I had high hopes for the Coalition when it was first formed. I was blown away by the businesslike way the Hague-Letwin team for once bamboozled the Mandelbum Brownshirts, and – to be frank – simply relieved that an election strategy failure had been snatched from the jaws of Gordon.
But since then the Government has made four Cardinal errors, and together they make for a veritable Vatican of a mess:
1. Trimming on the cuts
2. Extending the deficit-cut period
3. Abandoning any idea of vigorous EU reform
4. Not addressing the bank/entrepreneurial growth problem.
It is only the last of the above that separates The Slog from the braying nutters at the outer limits of the Tory Right. This is because it involves questioning the current model of capital finance – and that’s exactly the sort of thing that can get a chap blackballed from the 1922 Committee.
Bank has become Big. Big does not like Small. Especially not Small Interloper keeping the market open and competitive. A real and proper intellectual revision of what modern Conservatism stands for would’ve included a major baseball bat reality check being applied to banking’s contemporary mentality – away from allowing Big to gorge, and towards taking good old fashioned risk.
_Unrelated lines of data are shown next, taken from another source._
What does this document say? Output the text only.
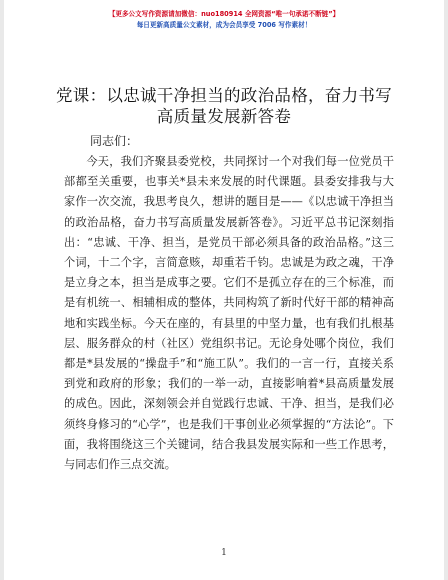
【更多公文写作资源请加微信：nuo180914 全网资源“唯一句承诺不断链”】
每日更新高质量公文素材，成为会员享受 7006 写作素材！
党课：以忠诚干净担当的政治品格，奋力书写
高质量发展新答卷
同志们：

今天，我们齐聚县委党校，共同探讨一个对我们每一位党员干部都至关重要，也事关*县未来发展的时代课题。县委安排我与大家作一次交流，我思考良久，想讲的题目是——《以忠诚干净担当的政治品格，奋力书写高质量发展新答卷》。习近平总书记深刻指出：“忠诚、干净、担当，是党员干部必须具备的政治品格。”这三个词，十二个字，言简意赅，却重若千钧。忠诚是为政之魂，干净是立身之本，担当是成事之要。它们不是孤立存在的三个标准，而是有机统一、相辅相成的整体，共同构筑了新时代好干部的精神高地和实践坐标。今天在座的，有县里的中坚力量，也有我们扎根基层、服务群众的村（社区）党组织书记。无论身处哪个岗位，我们都是*县发展的“操盘手”和“施工队”。我们的一言一行，直接关系到党和政府的形象；我们的一举一动，直接影响着*县高质量发展的成色。因此，深刻领会并自觉践行忠诚、干净、担当，是我们必须终身修习的“心学”，也是我们干事创业必须掌握的“方法论”。下面，我将围绕这三个关键词，结合我县发展实际和一些工作思考，与同志们作三点交流。

1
That is, risk based on ideas, numbers, imagination and ROI expectations – not on wild punts and paper derivatives that no longer bear any relation to the original commodity.
This remains the big issue. Not whether the Coalition can escape from the clutches of mindless investors incapable of putting the species before the dividend; but rather, whether it (or any other Establishment Party) could ever summon up the balls to face out The Dogs of More.
This isn’t ‘anti-capitalist rhetoric’: it’s a declaration of war on monopolism. Only when every government and citizen has signed the same pledge will we escape from this feral Hell.